The trial court ruled inadmissible evidence which appellants sought to enter to show that Carner-Mason was partly responsible for some construction delays. The appellants proffered evidence that the construction plans submitted by Carner-Mason contained numerous and serious fire code violations which caused a delay in the issuance of a certificate of occupancy. Appellants claim that the excluded evidence of witness Robin Hale, a City of Miami Beach Fire Department officer, went to the issue of causation and appellants' attempt to reduce damages for which they could be found liable by showing that some delays were Carner-Mason's fault. Carner-Mason counters that appellants were improperly trying to prove a condition precedent to appellants' necessity to perform until the plans complied with the code. Carner-Mason further claims that because a condition precedent must be specifically pled, Fla.R. Civ.P. 1.120(c), and that because here it was not, the evidence was inadmissible.

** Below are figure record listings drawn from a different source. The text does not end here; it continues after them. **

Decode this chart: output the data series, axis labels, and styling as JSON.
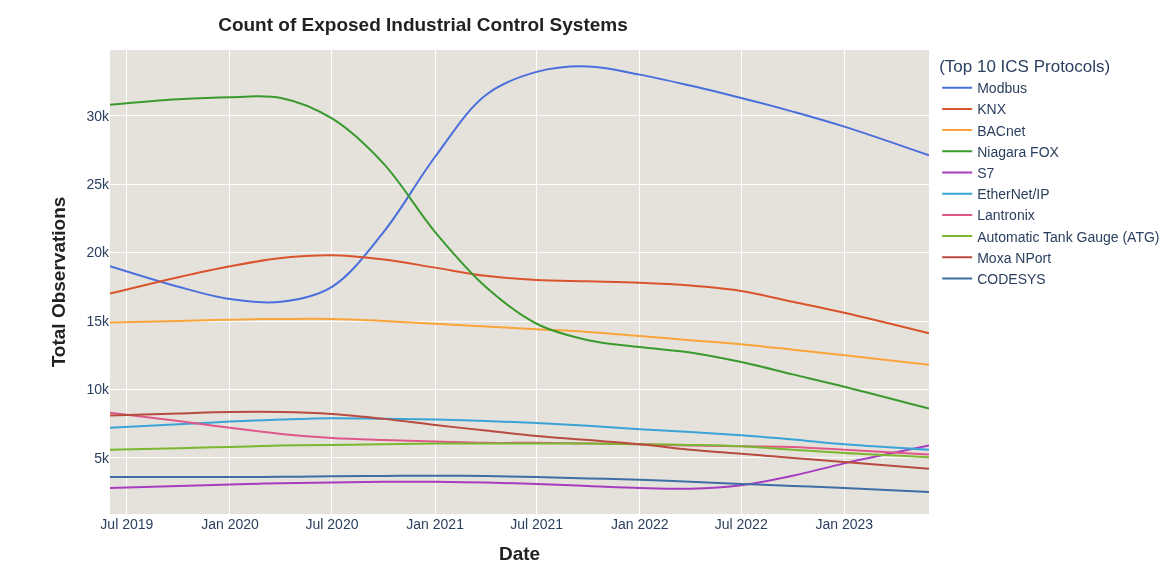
{
  "chart_data": {
    "type": "line",
    "title": "Count of Exposed Industrial Control Systems",
    "xlabel": "Date",
    "ylabel": "Total Observations",
    "legend_title": "(Top 10 ICS Protocols)",
    "x": [
      "2019-06",
      "2019-10",
      "2020-01",
      "2020-04",
      "2020-07",
      "2020-10",
      "2021-01",
      "2021-04",
      "2021-07",
      "2021-10",
      "2022-01",
      "2022-04",
      "2022-07",
      "2022-10",
      "2023-01",
      "2023-06"
    ],
    "series": [
      {
        "name": "Modbus",
        "color": "#4a6fdc",
        "values": [
          19.0,
          17.5,
          16.6,
          16.4,
          17.5,
          21.5,
          27.0,
          31.5,
          33.2,
          33.6,
          33.0,
          32.2,
          31.3,
          30.3,
          29.2,
          27.1
        ]
      },
      {
        "name": "KNX",
        "color": "#d9532c",
        "values": [
          17.0,
          18.2,
          19.0,
          19.6,
          19.8,
          19.5,
          18.9,
          18.3,
          18.0,
          17.9,
          17.8,
          17.6,
          17.2,
          16.4,
          15.6,
          14.1
        ]
      },
      {
        "name": "BACnet",
        "color": "#f9a53a",
        "values": [
          14.9,
          15.0,
          15.1,
          15.15,
          15.15,
          15.0,
          14.8,
          14.6,
          14.4,
          14.2,
          13.9,
          13.6,
          13.3,
          12.9,
          12.5,
          11.8
        ]
      },
      {
        "name": "Niagara FOX",
        "color": "#3a9a2e",
        "values": [
          30.8,
          31.2,
          31.35,
          31.3,
          29.8,
          26.5,
          21.5,
          17.5,
          14.8,
          13.6,
          13.1,
          12.7,
          12.0,
          11.1,
          10.2,
          8.6
        ]
      },
      {
        "name": "S7",
        "color": "#a63cc0",
        "values": [
          2.8,
          2.95,
          3.05,
          3.15,
          3.2,
          3.25,
          3.25,
          3.2,
          3.1,
          2.95,
          2.8,
          2.75,
          3.0,
          3.7,
          4.6,
          5.9
        ]
      },
      {
        "name": "EtherNet/IP",
        "color": "#3aa3d6",
        "values": [
          7.2,
          7.45,
          7.65,
          7.8,
          7.9,
          7.85,
          7.8,
          7.7,
          7.55,
          7.35,
          7.1,
          6.9,
          6.65,
          6.35,
          6.0,
          5.6
        ]
      },
      {
        "name": "Lantronix",
        "color": "#e0588a",
        "values": [
          8.3,
          7.7,
          7.2,
          6.75,
          6.45,
          6.3,
          6.2,
          6.1,
          6.1,
          6.05,
          6.0,
          5.9,
          5.85,
          5.8,
          5.6,
          5.25
        ]
      },
      {
        "name": "Automatic Tank Gauge (ATG)",
        "color": "#7cb82f",
        "values": [
          5.6,
          5.7,
          5.8,
          5.9,
          5.95,
          6.0,
          6.05,
          6.05,
          6.05,
          6.05,
          6.0,
          5.95,
          5.85,
          5.6,
          5.35,
          5.05
        ]
      },
      {
        "name": "Moxa NPort",
        "color": "#b84a3e",
        "values": [
          8.1,
          8.25,
          8.35,
          8.35,
          8.2,
          7.85,
          7.4,
          7.0,
          6.6,
          6.3,
          6.0,
          5.6,
          5.3,
          5.0,
          4.7,
          4.2
        ]
      },
      {
        "name": "CODESYS",
        "color": "#3f6ea5",
        "values": [
          3.6,
          3.6,
          3.6,
          3.62,
          3.65,
          3.68,
          3.7,
          3.68,
          3.6,
          3.5,
          3.4,
          3.25,
          3.1,
          2.95,
          2.8,
          2.5
        ]
      }
    ],
    "xlim": [
      "2019-06",
      "2023-06"
    ],
    "xticks": [
      {
        "value": "2019-07",
        "label": "Jul 2019"
      },
      {
        "value": "2020-01",
        "label": "Jan 2020"
      },
      {
        "value": "2020-07",
        "label": "Jul 2020"
      },
      {
        "value": "2021-01",
        "label": "Jan 2021"
      },
      {
        "value": "2021-07",
        "label": "Jul 2021"
      },
      {
        "value": "2022-01",
        "label": "Jan 2022"
      },
      {
        "value": "2022-07",
        "label": "Jul 2022"
      },
      {
        "value": "2023-01",
        "label": "Jan 2023"
      }
    ],
    "ylim": [
      0.9,
      34.8
    ],
    "yticks": [
      {
        "value": 5,
        "label": "5k"
      },
      {
        "value": 10,
        "label": "10k"
      },
      {
        "value": 15,
        "label": "15k"
      },
      {
        "value": 20,
        "label": "20k"
      },
      {
        "value": 25,
        "label": "25k"
      },
      {
        "value": 30,
        "label": "30k"
      }
    ],
    "grid": true,
    "legend": "right",
    "marker": "none",
    "line_style": "solid"
  }
}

We find that the testimony does not tend to show an excuse for appellants' nonperformance because appellants never claimed that they failed to perform, i.e., breached the contract, due to Carner-Mason's failure to comply with any condition precedent of having all plans comply with the Code. The evidence was offered to show that assuming defendants had breached, their breach was excused by Carner-Mason's alleged anticipatory breach in violating the fire code. Thus, the evidence went to causation of damages and was offered to show Carner-Mason's responsibility for some delays. Accordingly, Hale's testimony on this issue should be permitted upon retrial.
Clearly the appellants' requested jury instruction on mitigation of damages should have been given, especially in light of our analysis, supra, that Carner-Mason may well be entitled to damages only for partial breach of contract. See Young v. Cobbs, 110 So. 2d 651 (Fla. 1959); State ex rel. Dresskell v. City of Miami, 153 Fla. 90, 13 So. 2d 707 (Fla. 1943). The question is *255 whether defendants properly pled this point. The city expressly pled mitigation of damages as an affirmative defense when in its answer it alleged Carner-Mason's "mismanagement of funds and poor scheduling." While mitigation could have been more artfully pled, this allegation was enough to put Carner-Mason on notice of the defense.
For the foregoing reasons, the summary judgments, final judgment, eviction dismissal, and all other post-judgment orders are reversed with these directions, and the City of Miami Beach and the redevelopment agency are hereby awarded a new trial.
Reversed and remanded.
[1] The eviction action, Case No. 89-2726, is herein appealed by the city which suffered an adverse judgment below. Since Carner-Mason vacated the premises upon suffering a foreclosure by its mortgage lender, we hold the appeal of this action to be moot. However, because of our decision on the merits of the claims addressed herein involving the summary and final judgments, we reverse the judgment in the eviction action with directions to dismiss the complaint so as to protect all parties from any adverse inference which could otherwise result.
[2] When Carner-Mason was removed from the property in October 1989, it owed its mortgagee $14,561,558.18.